I imagine snapping his neck. The angle I'd need, the precise rotation of force. It would be quick. Quiet. I could drop him before anyone noticed.

Instead, I smile. "I'll keep that in mind."

He wanders off to find easier conversation. I check my watch. Eight minutes.

The room fills steadily—fifty buyers, maybe sixty, plus security and staff. I've already identified the exits. Two main doors, one service entrance near the stage, an emergency exit in the back that's almost certainly alarmed. Alexei has a team outside, but I told them to hold unless I signal. This needs to be clean. Legal, even, as far as these things go.

I'm not here to raid the auction. I'm here to win it.

The lights dim. A hush falls over the crowd as men take their seats, paddles ready, eyes fixed on the crimson curtain at the front of the room.

"Good evening, gentlemen," a voice purrs over the speaker system. "Welcome to tonight's exclusive offering. We have twelve exceptional lots for your consideration, each thoroughly vetted and prepared for immediate transfer."

Twelve. Twelve women in that holding room, waiting to be sold like cattle.

I think of Bianca sitting among them. Learning the truth about her family. Realizing what her father has done.

The heart compensates, she told me once. It finds new pathways.

How do you find a new pathway around this?
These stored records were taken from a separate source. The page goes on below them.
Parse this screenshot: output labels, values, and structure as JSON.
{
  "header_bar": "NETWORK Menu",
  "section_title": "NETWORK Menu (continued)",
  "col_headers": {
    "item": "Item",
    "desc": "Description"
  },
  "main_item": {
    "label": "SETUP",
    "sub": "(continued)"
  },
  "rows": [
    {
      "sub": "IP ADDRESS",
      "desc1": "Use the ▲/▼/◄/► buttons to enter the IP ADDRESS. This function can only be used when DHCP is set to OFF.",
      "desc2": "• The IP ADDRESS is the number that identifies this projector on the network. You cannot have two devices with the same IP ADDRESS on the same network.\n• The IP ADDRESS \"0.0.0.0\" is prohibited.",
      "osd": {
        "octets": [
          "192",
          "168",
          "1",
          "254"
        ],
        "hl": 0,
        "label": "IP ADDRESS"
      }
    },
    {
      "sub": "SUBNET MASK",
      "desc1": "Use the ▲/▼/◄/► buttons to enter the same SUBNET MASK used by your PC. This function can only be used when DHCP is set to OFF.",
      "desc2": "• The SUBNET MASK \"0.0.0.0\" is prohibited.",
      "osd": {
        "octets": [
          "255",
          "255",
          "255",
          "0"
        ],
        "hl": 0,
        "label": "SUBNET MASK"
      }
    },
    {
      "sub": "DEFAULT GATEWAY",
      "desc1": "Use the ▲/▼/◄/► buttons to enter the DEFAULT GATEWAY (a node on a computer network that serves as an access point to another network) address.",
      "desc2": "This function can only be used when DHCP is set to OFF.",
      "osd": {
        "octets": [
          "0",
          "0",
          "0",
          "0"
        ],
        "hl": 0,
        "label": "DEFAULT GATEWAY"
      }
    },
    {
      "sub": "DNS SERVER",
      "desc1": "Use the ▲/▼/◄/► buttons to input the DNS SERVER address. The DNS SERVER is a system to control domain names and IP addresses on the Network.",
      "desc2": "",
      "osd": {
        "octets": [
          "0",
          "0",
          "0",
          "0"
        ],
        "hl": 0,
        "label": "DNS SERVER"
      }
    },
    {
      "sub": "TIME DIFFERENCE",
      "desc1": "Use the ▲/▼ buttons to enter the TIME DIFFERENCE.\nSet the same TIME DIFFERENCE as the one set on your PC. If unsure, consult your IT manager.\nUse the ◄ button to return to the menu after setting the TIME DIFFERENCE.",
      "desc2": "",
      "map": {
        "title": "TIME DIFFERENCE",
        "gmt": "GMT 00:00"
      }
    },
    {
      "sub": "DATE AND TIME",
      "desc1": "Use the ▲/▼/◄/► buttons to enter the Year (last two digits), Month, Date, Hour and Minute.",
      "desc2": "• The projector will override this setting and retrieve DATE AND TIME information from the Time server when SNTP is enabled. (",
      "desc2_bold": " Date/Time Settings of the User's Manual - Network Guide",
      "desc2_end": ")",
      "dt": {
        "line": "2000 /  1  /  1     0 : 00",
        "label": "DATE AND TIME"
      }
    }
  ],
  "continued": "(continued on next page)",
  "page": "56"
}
"Let's begin," the announcer continues. "Lot one—a truly special acquisition."

The curtain parts.

And there she is.

Two years. Two years since I've seen her in person, and the impact of it hits me like a bullet to the chest. She's wearinga simple black dress, modest and professional—so like her, even now, to armor herself in dignity. Her dark curls are loose around her face. Her chin is raised.

She's terrified. I can see it in the tension of her shoulders, the way her hands hang rigid at her sides. But she's not crying. Not cowering. She walks to the center of the stage with her spine straight and her eyes scanning the room.

Looking for exits. Counting threats. My medical student, still thinking, still fighting.

God, I've missed her.

"Bianca Benedetti," the announcer intones. "Twenty-one years old. Medical student. Virgin."

A murmur ripples through the crowd. I hear paddle twelve whisper something to his neighbor, something that makes them both laugh. My hand tightens around my own paddle until the wood creaks.

"Opening bid—five hundred thousand."

Paddles rise. Twelve. Twenty-seven. Forty-two, the silver-haired European.

"Six hundred thousand. Seven. Seven fifty."